'Without an audience, theatre is dead...' Playwright Jimmy Murphy writes for Culture about the challenges facing theatre in the coming months, as a result of the ongoing Covid-19 crisis.
Individually, the announcements made by 3 major Irish theatres recently would have sent ripples throughout the theatre community and perhaps a little beyond. Causing, at most, an exchange of texts and emails among friends and colleagues. But nothing more than that. It was as if we had become immune to bad news. There was no outcry, hashtag or letters to the editor, and why should there have been? After all, the shock of the Irish theatre world shutting down in March was a sobering experience. It took a while to take in and make sense of. But we did and it passed, eventually. Its after-effects becoming the new, but difficult, normal for us. A new reality had settled; Theatre, for the foreseeable future, was over.
It appears that we will be looking at well into 2021 and even longer before we see ourselves entering a theatre in large numbers again.
And so we busied ourselves dreaming up and figuring out new ways to make work as we tried to navigate the strange new world that was unfolding before us. But when an awkward, new phrase made itself known, a phrase that is now the cornerstone of much of today's conversation; Social Distancing, it brought with it the painful realisation that theatre, much more than any other cultural institution on the island, was in deep, deep trouble.
We kept our heads down. Online content was the order of the day and we busied ourselves with monologue after monologue to keep theatre audiences interested. But still, in the background, nipping at our heels, was the constant worry of where to go and what to do next with our work. After all, there's only so far you can go with online content before it becomes repetitious, and it wasn’t long before its sell-by date had passed. Still, there was the hope, that everything would work out fine, the foundations were concrete, we were still on solid ground, for now.
But those three announcements last week; that Cork's Everyman will not be in a position to produces its annual panto this year, the Abbey board suddenly announcing that it was beginning the process of seeking new directors, followed days later by The Gate’s sobering statement that it will remain closed until 2021, are more telling when put together. For with them now brings the end of act one of the great Covid drama. Now an even bleaker, terrifying, act two awaits us. The once solid ground beneath our feet is now showing its first cracks. And cracks in the foundation, if left unattended, can bring everything toppling down.
But buildings aside, without an audience theatre is dead. And as Ireland is, shamelessly, one of the worst European nations to fund the arts, ticket sales, programmes, even drinks at the interval, are vital in keeping the lights on and the doors open. And while the 25 million Euro promised to the Arts Council brings with it some comfort, that will only go so far. For what of 2021 and beyond?

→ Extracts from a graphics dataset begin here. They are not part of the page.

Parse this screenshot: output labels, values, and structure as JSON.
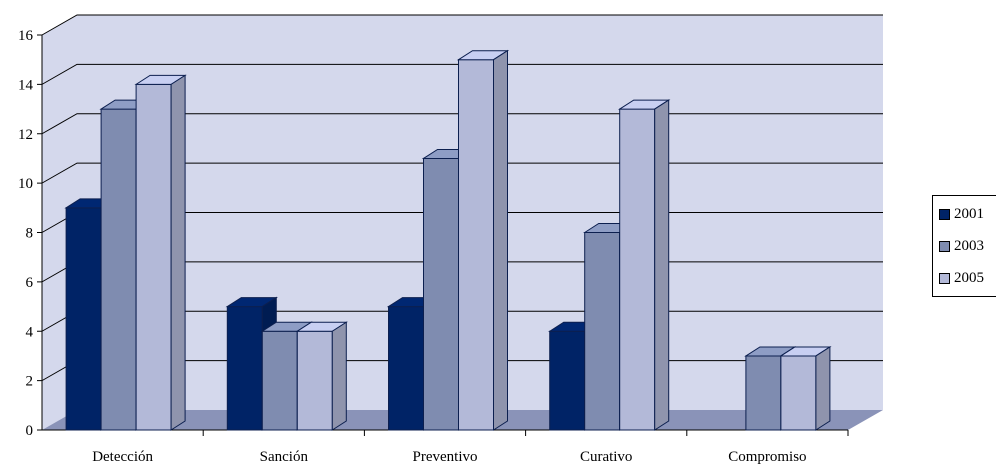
{
  "chart_data": {
    "type": "bar",
    "categories": [
      "Detección",
      "Sanción",
      "Preventivo",
      "Curativo",
      "Compromiso"
    ],
    "series": [
      {
        "name": "2001",
        "values": [
          9,
          5,
          5,
          4,
          null
        ],
        "color": "#002366"
      },
      {
        "name": "2003",
        "values": [
          13,
          4,
          11,
          8,
          3
        ],
        "color": "#7f8cb0"
      },
      {
        "name": "2005",
        "values": [
          14,
          4,
          15,
          13,
          3
        ],
        "color": "#b3b9d8"
      }
    ],
    "title": "",
    "xlabel": "",
    "ylabel": "",
    "ylim": [
      0,
      16
    ],
    "yticks": [
      0,
      2,
      4,
      6,
      8,
      10,
      12,
      14,
      16
    ],
    "grid": true,
    "legend_position": "right",
    "style": "3d-clustered-bar",
    "colors": {
      "wall": "#d4d8ec",
      "floor": "#8a93b8",
      "gridline": "#000000",
      "outline": "#0c1f4f"
    }
  }
}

What we have we must hold, no matter what the cost.
As we begin to part ways with summer it's a lot clearer now than it was back in March that our theatres will remain closed as long and social distancing is with us, and as long as there’s no vaccine it appears that we will be looking at well into 2021 and even longer before we see ourselves entering a theatre in large numbers again.
It's easy to take theatre for granted. Just like the St Patrick’s Day parade, we expect it to always be there, but then suddenly it’s not and we find ourselves all dressed up with nowhere to go. And if there were any lessons learned after we lost The Eblana, Andrew’s Lane, The Focus, and more recently Theatre Upstairs, Dublin, in particular, can’t afford to lose any more theatres. What we have we must hold, no matter what the cost. As an economy, we will find ourselves poorer after the final bill for Covid is delivered. But if we ensure that our theatres are in a position to reopen their doors as vibrant and as creative as when they closed, the richer, as a society, we’ll be for it.
Jimmy Murphy's plays for the Abbey include Brothers of the Brush, A Picture of Paradise, The Muesli Belt and Of This Brave Time. Other works include The Kings of the Kilburn High Road, The Hen Night Epiphany and The Seamster's Daughter. He is a member of Aosdána, a former writer in residence at NUI, Maynooth, and a member of the Abbey Theatre’s honorary Advisory Council.